Supercomputers in Germany, UK, Switzerland, and Spain have been targeted by hackers for mining crypto and in turn, these computers were taken offline as a result of a hack. The very first system targeted for this attack is called “Archer,” a supercomputer at the University of Edinburgh. This system was used to conduct an analysis of coronavirus research but now the system is offline.

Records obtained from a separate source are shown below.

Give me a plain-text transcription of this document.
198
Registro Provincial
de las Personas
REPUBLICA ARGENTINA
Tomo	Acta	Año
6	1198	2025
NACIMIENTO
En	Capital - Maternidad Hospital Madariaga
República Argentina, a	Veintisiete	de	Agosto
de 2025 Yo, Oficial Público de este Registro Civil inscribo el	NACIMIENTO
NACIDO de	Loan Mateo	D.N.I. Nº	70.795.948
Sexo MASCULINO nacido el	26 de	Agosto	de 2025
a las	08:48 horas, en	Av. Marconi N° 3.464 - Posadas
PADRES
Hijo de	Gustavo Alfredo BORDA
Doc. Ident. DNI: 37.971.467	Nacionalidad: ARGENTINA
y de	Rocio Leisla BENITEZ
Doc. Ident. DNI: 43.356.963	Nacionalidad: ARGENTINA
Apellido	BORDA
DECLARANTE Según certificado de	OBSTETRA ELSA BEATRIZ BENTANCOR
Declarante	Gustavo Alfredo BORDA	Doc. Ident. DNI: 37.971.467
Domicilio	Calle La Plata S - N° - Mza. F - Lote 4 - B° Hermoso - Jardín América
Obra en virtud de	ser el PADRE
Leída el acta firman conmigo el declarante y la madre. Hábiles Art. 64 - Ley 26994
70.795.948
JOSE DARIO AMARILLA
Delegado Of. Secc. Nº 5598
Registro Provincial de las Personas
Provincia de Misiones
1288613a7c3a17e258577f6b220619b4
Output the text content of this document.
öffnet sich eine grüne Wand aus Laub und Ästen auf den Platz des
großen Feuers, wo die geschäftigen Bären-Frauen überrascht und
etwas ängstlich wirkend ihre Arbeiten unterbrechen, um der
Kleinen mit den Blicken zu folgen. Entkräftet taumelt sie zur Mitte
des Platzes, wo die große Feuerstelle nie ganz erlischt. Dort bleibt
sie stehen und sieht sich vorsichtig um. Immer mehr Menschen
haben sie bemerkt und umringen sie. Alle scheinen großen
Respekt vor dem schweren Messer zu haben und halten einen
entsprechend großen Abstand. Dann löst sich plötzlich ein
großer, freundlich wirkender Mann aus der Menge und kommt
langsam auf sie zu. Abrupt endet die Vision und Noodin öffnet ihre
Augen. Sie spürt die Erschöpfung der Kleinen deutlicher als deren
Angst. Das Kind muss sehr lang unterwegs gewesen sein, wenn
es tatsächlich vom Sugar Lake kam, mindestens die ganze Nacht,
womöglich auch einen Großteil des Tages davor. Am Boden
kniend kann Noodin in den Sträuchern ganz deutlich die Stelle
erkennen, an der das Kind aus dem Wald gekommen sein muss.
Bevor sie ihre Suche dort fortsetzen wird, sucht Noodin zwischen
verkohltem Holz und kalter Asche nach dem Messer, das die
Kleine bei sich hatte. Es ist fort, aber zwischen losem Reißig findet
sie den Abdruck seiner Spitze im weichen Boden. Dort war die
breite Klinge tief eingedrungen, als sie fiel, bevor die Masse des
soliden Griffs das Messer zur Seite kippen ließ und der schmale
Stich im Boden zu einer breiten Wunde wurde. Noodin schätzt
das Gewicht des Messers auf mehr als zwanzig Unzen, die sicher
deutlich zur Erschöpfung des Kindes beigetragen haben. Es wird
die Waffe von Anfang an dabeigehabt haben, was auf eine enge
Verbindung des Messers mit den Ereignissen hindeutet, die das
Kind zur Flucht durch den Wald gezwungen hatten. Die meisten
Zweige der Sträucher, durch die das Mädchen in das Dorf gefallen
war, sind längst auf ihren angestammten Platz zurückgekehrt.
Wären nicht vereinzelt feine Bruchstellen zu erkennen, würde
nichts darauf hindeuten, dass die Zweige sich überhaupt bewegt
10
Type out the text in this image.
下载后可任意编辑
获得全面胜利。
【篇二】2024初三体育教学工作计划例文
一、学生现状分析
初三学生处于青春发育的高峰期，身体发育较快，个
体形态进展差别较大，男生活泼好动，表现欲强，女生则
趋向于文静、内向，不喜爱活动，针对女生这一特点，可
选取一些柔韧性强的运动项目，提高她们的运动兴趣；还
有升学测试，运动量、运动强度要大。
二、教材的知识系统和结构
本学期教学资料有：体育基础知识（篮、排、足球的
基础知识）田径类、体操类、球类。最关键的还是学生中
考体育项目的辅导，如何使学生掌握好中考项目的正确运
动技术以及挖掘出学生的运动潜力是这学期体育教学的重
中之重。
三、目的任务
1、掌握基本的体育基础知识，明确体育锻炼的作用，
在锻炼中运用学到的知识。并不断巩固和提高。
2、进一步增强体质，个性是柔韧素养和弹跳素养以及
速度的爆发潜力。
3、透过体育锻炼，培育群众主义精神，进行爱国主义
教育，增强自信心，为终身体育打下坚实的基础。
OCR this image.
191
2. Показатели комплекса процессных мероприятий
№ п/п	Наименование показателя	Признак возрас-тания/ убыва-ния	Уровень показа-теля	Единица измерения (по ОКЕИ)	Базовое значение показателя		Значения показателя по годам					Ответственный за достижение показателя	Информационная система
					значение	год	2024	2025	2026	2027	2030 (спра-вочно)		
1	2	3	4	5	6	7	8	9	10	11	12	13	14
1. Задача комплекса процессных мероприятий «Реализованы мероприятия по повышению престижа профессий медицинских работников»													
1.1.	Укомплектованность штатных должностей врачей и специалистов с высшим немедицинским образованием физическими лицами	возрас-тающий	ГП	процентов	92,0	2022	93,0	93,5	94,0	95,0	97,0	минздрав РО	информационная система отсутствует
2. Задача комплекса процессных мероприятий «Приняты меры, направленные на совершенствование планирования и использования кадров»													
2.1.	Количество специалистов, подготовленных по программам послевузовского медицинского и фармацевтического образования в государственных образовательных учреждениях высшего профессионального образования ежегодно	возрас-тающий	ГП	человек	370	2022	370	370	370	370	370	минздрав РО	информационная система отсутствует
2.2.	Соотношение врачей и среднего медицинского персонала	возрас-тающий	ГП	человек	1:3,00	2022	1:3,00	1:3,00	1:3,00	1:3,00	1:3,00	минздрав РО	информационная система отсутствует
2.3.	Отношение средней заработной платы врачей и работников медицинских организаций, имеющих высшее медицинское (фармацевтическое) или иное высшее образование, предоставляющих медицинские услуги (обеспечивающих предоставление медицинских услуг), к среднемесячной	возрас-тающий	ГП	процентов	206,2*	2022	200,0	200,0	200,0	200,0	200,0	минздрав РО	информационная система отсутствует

The hackers were able to gain access to the supercomputers by stealing login credentials from the universities in China and Poland. The Cado Security states that its common for users at different high-performance computing facilities to have logins for other institutions and that makes it easy for hackers to have control. In the incident, hackers gained access by connecting to supercomputers using a compromised SSH account. After it, they exploited a vulnerability in the Linux kernel to have root access and install Monero crypto mining software. To avoid getting caught, the crypto mining software is scheduled to run at night.
The supercomputers that got hacked by crypto-mining malware were conducting research for ongoing coronavirus. The Swiss Center of Scientific Computations in Zurich gave the orders to shut the systems until security issues were fixed. The motive behind this hack was to make some money by installing crypto mining software or it could be to disrupt the research going about the pandemic.